EMIA : Le triomphe de la promotion « Paix et Émergence »

 

Le président Paul Biya était vendredi au quartier général pour la remise des épaulettes aux lauréats de la 35è cuvée de l’École Militaire Interarmées (EMIA)

Sandrine Etoa Atangana n’a que 24 ans mais elle est la major de cette 35è promotion de l’EMIA. Et la finesse de ces traits confirme que la jeune femme entre à peine dans l’âge adulte. Elle était néanmoins la curiosité ce 21 avril 2017, jour de triomphe de 178 jeunes officiers de l’École militaire Interarmées. Face à la ruée des micros et caméras, elle lance « nous sommes tous des majors. A l’EMIA, c’est une formation de masse qui permet aux plus faibles de se mettre au niveau des plus forts. » Si l’idéal philosophique exprimé est positif, on croit déceler dans ces propos la pudeur juvénile de cette orpheline de père. Sa bravoure était pourtant intact lorsqu’elle a dû avancer au premier rang pour recevoir ses épaulettes de lieutenant des mains du chef des armées, le président Paul Biya.

Avant son entrée à l’EMIA, elle était titulaire d’une licence en finances et comptabilité de l’ESSEC à l’université de Douala. Elle a opté pour une carrière dans la gendarmerie comme les deux vices majors de cette promotion baptisée « Paix et Émergence ». Cette liberté de choix de son corps d’attache est le privilège des trois premiers dans chaque promotion de L’EMIA. Les 175 autres lauréats seront affectés dans les différents corps en fonction des besoins identifiés par le haut commandement militaire. On retrouve plusieurs professions dans cette cuvée qui compte 35 femmes.

Outre le respect d’une tradition, la présence du président Paul Biya traduit sa satisfaction à l’égard de cette armée qui n’a cédé aucun arpent du territoire camerounais aux ennemis sur les différents théâtres d’opération. Il a célébré la salue des populations aux forces de défense. Au-delà de l’hommage aux soldats qui ont sacrifié leurs vies, le chef des armées martèle que le Cameroun reste en guerre. S’adressant aux jeunes officiers, il rappelle que le métier des armes est le seul où le sacrifice suprême est assumé comme une éventualité.
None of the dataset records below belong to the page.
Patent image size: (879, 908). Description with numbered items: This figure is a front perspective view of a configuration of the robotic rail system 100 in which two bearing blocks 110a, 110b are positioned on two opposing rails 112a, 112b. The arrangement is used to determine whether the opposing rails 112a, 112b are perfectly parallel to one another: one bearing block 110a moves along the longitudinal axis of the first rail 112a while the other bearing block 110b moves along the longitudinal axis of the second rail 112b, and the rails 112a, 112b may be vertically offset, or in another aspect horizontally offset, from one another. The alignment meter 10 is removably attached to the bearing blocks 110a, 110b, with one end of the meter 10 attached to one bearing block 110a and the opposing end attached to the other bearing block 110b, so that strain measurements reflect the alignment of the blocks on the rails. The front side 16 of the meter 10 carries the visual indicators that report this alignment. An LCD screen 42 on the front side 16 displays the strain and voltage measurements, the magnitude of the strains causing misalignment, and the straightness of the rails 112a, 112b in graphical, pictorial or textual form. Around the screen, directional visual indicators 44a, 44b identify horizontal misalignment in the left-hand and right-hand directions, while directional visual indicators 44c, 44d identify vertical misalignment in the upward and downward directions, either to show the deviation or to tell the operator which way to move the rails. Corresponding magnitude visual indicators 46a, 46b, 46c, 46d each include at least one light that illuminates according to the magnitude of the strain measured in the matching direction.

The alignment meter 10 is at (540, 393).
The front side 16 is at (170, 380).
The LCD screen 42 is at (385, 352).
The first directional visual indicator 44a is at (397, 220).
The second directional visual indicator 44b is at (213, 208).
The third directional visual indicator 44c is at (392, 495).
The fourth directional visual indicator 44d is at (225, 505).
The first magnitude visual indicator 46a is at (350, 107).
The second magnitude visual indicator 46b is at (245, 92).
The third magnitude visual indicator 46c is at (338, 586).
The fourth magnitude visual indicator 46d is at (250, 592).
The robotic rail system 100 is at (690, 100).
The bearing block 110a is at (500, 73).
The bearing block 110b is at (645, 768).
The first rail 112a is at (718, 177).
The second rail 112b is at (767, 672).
Paul Biya salue également la réussite des six gabonais et du malien qui ont constitué la présence internationale de cette cuvée. Ensemble, les 178 lauréats exécutent le pas de l’oie lors du défilé dirigé ce jour par le commandant de l’EMIA, le Colonel Antoine Kisito Bengono. Ces jeunes officiers reçoivent les ovations d’une assistance composée de leurs parents, des membres des grandes institutions de l’État et ceux du corps diplomatique. Ces personnalités ont côtoyé le chef de l’État lors du vin d’honneur. Après 90 minutes, Paul Biya a quitté la cour d’honneur du quartier général qu’il retrouvait deux mois et demi après l’hommage du 3 février dernier aux officiers morts en service commandé.